Department of Medical Oncology, Rakuwakai Otowa Hospital, Kyoto, Japan.
J Cancer Res Clin Oncol. 2023 Jun;149(6):2475-2482. doi: 10.1007/s00432-022-04125-8. Epub 2022 Jun 23.
The effect of immuno-chemotherapy on patients with advanced non-small-cell lung cancer (NSCLC) harboring oncogenic mutations remains poorly understood. This study aimed to characterize the efficacy of immuno-chemotherapy and determine the optimal treatment strategy for such patients.
We conducted this retrospective cohort study on patients with NSCLC harboring oncogenic driver alterations and treated with an immune checkpoint inhibitor combined with chemotherapy at five institutions. The clinical characteristics and outcomes of immuno-chemotherapy for NSCLC with oncogenic mutations in a real-world setting were analyzed.
Among 846 patients diagnosed with advanced or recurrent NSCLC between April 2017 and April 2021, 43 patients with oncogenic mutations were treated with immuno-chemotherapy. The median age of patients was 68 (range 44-78) years; 42% of patients never smoked, and adenocarcinoma was the most common histology (95%). In patients with KRAS mutations (n = 10) or PD-L1 expression of 50% or greater (n = 10), the disease control rate was 100%. The median progression-free survival (PFS) was 5.4, 6.3, and 8.9 months in patients harboring mutations in EGFR, KRAS, and other genes, respectively (P = 0.22). Patients with PD-L1 expression of 50% or greater had significantly longer median PFS than patients with PD-L1 expression of less than 50% (16.4 vs. 5.1 months; P = 0.001). Two patients experienced grade 3 immuno-related adverse events.
Immuno-chemotherapy has a clinical benefit and is safe for patients with oncogenic mutations. Notably, patients with PD-L1 expression of 50% or more experience greater benefit from immuno-chemotherapy than those with PD-L1 expression of less than 50%.

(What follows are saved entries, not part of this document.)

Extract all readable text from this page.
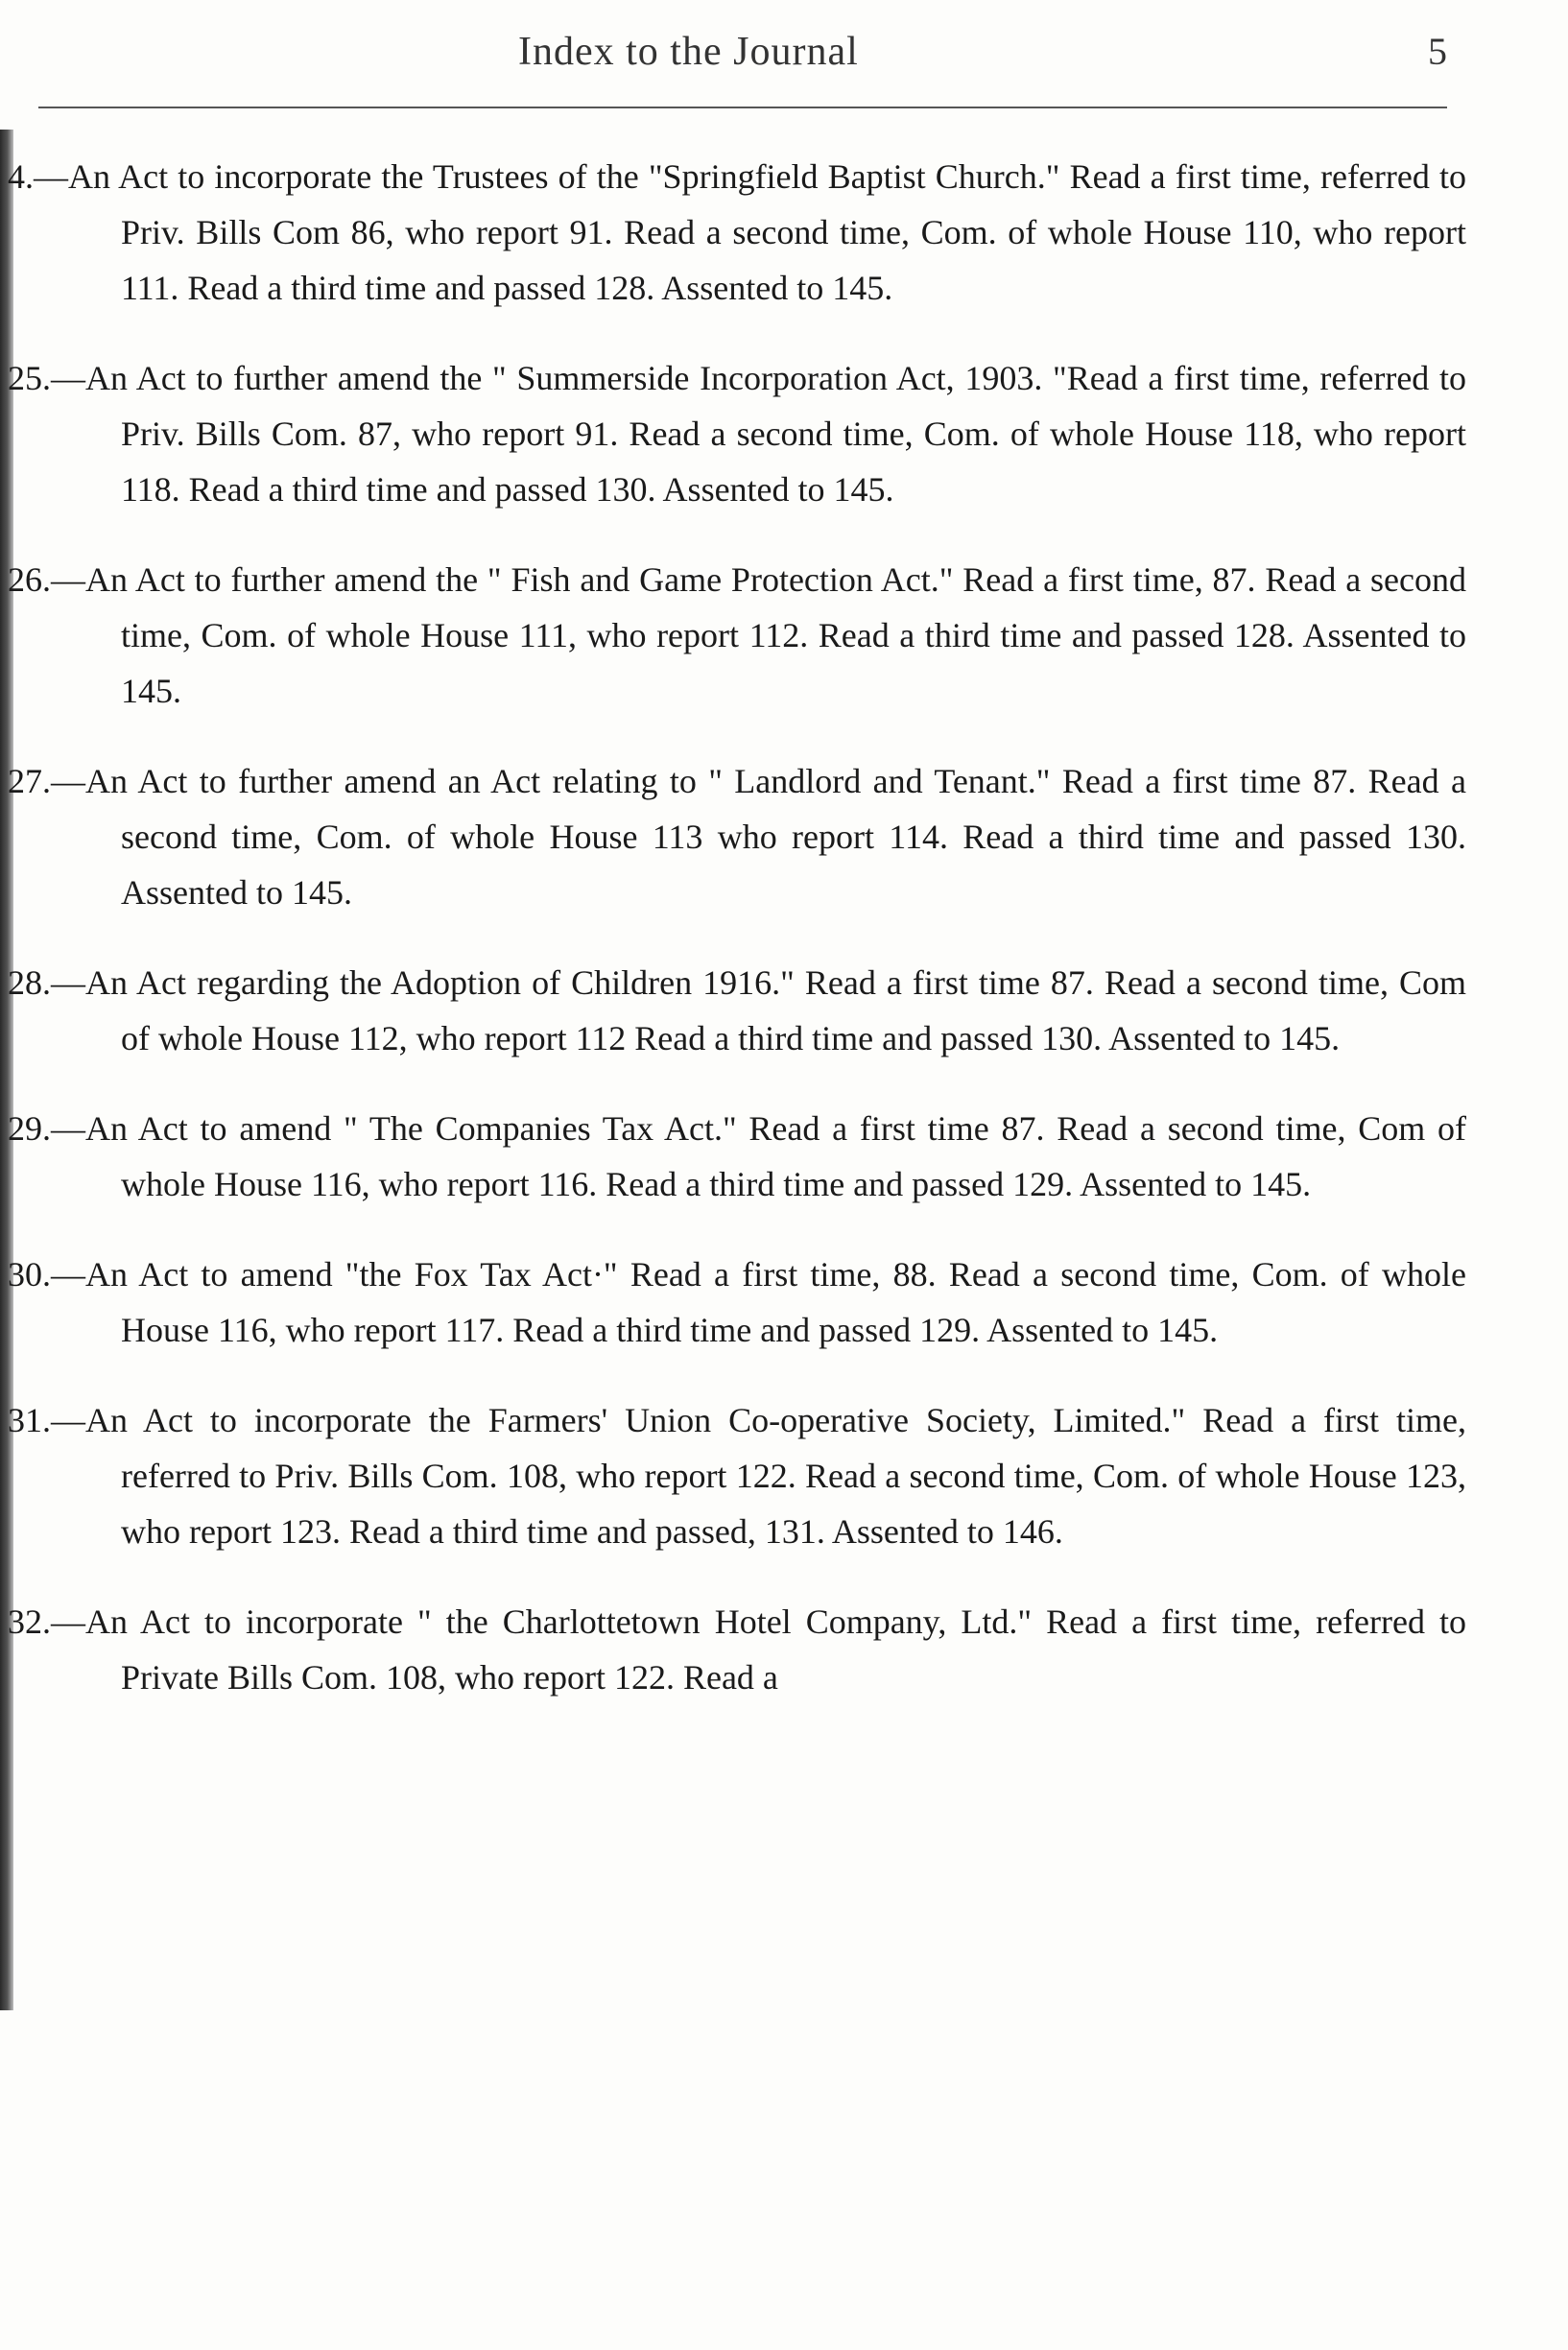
Index to the Journal	5

4.—An Act to incorporate the Trustees of the "Springfield Baptist Church." Read a first time, referred to Priv. Bills Com 86, who report 91. Read a second time, Com. of whole House 110, who report 111. Read a third time and passed 128. Assented to 145.

25.—An Act to further amend the " Summerside Incorporation Act, 1903. "Read a first time, referred to Priv. Bills Com. 87, who report 91. Read a second time, Com. of whole House 118, who report 118. Read a third time and passed 130. Assented to 145.

26.—An Act to further amend the " Fish and Game Protection Act." Read a first time, 87. Read a second time, Com. of whole House 111, who report 112. Read a third time and passed 128. Assented to 145.

27.—An Act to further amend an Act relating to " Landlord and Tenant." Read a first time 87. Read a second time, Com. of whole House 113 who report 114. Read a third time and passed 130. Assented to 145.

28.—An Act regarding the Adoption of Children 1916." Read a first time 87. Read a second time, Com of whole House 112, who report 112 Read a third time and passed 130. Assented to 145.

29.—An Act to amend " The Companies Tax Act." Read a first time 87. Read a second time, Com of whole House 116, who report 116. Read a third time and passed 129. Assented to 145.

30.—An Act to amend "the Fox Tax Act·" Read a first time, 88. Read a second time, Com. of whole House 116, who report 117. Read a third time and passed 129. Assented to 145.

31.—An Act to incorporate the Farmers' Union Co-operative Society, Limited." Read a first time, referred to Priv. Bills Com. 108, who report 122. Read a second time, Com. of whole House 123, who report 123. Read a third time and passed, 131. Assented to 146.

32.—An Act to incorporate " the Charlottetown Hotel Company, Ltd." Read a first time, referred to Private Bills Com. 108, who report 122. Read a
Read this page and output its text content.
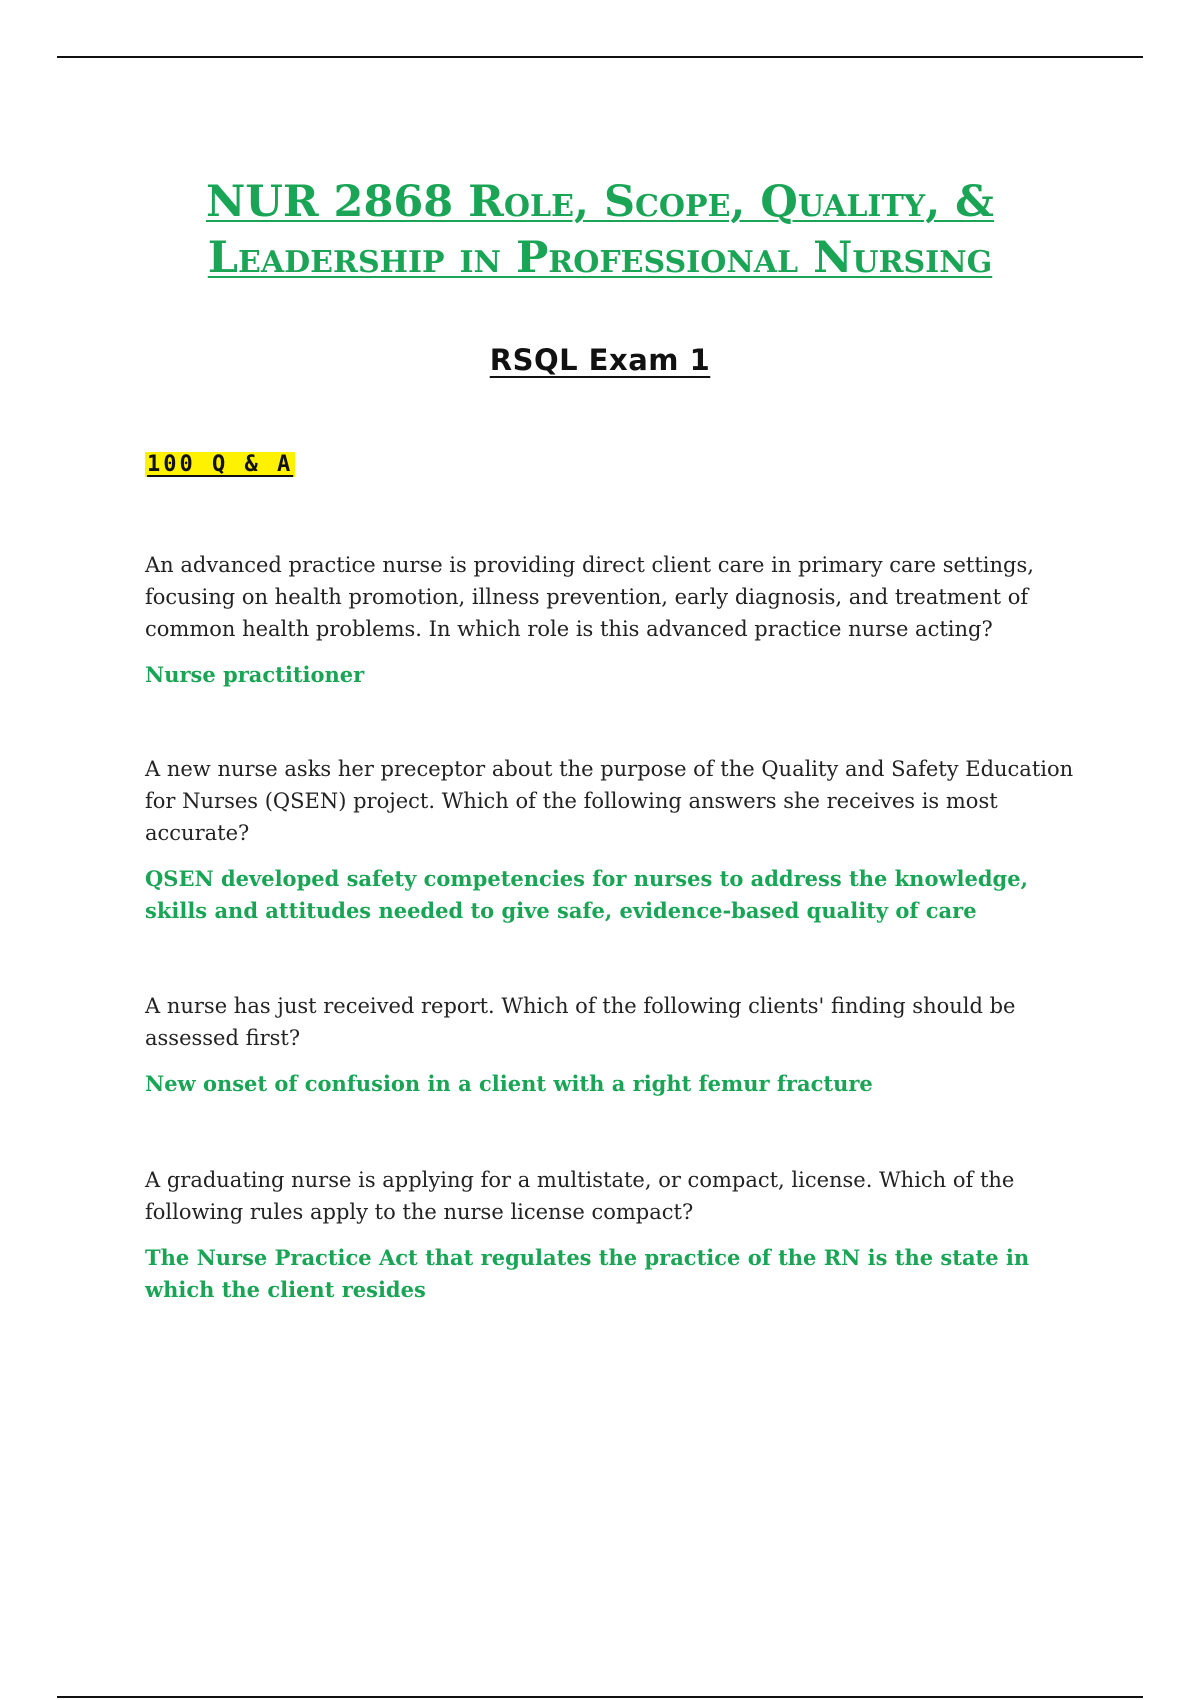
NUR 2868 Role, Scope, Quality, &
Leadership in Professional Nursing
RSQL Exam 1
100 Q & A

An advanced practice nurse is providing direct client care in primary care settings, focusing on health promotion, illness prevention, early diagnosis, and treatment of common health problems. In which role is this advanced practice nurse acting?

Nurse practitioner

A new nurse asks her preceptor about the purpose of the Quality and Safety Education for Nurses (QSEN) project. Which of the following answers she receives is most accurate?

QSEN developed safety competencies for nurses to address the knowledge, skills and attitudes needed to give safe, evidence-based quality of care

A nurse has just received report. Which of the following clients' finding should be assessed first?

New onset of confusion in a client with a right femur fracture

A graduating nurse is applying for a multistate, or compact, license. Which of the following rules apply to the nurse license compact?

The Nurse Practice Act that regulates the practice of the RN is the state in which the client resides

免疫化疗对携带致癌突变的晚期非小细胞肺癌(NSCLC)患者的疗效仍知之甚少。本研究旨在描述免疫化疗的疗效,并确定此类患者的最佳治疗策略。
我们在五家机构对接受免疫检查点抑制剂联合化疗治疗的携带致癌驱动改变的 NSCLC 患者进行了这项回顾性队列研究。分析了真实世界中具有致癌突变的 NSCLC 患者接受免疫化疗的临床特征和结局。
在 2017 年 4 月至 2021 年 4 月期间诊断为晚期或复发性 NSCLC 的 846 例患者中,有 43 例患者携带致癌突变接受了免疫化疗。患者的中位年龄为 68(44-78)岁;42%的患者从不吸烟,腺癌是最常见的组织学类型(95%)。在携带 KRAS 突变(n=10)或 PD-L1 表达 50%或更高(n=10)的患者中,疾病控制率为 100%。分别携带 EGFR、KRAS 和其他基因突变的患者中位无进展生存期(PFS)为 5.4、6.3 和 8.9 个月(P=0.22)。PD-L1 表达 50%或更高的患者中位 PFS 明显长于 PD-L1 表达低于 50%的患者(16.4 与 5.1 个月;P=0.001)。有 2 例患者发生 3 级免疫相关不良事件。
免疫化疗对携带致癌突变的患者具有临床获益且安全。值得注意的是,PD-L1 表达 50%或更高的患者从免疫化疗中获益大于 PD-L1 表达低于 50%的患者。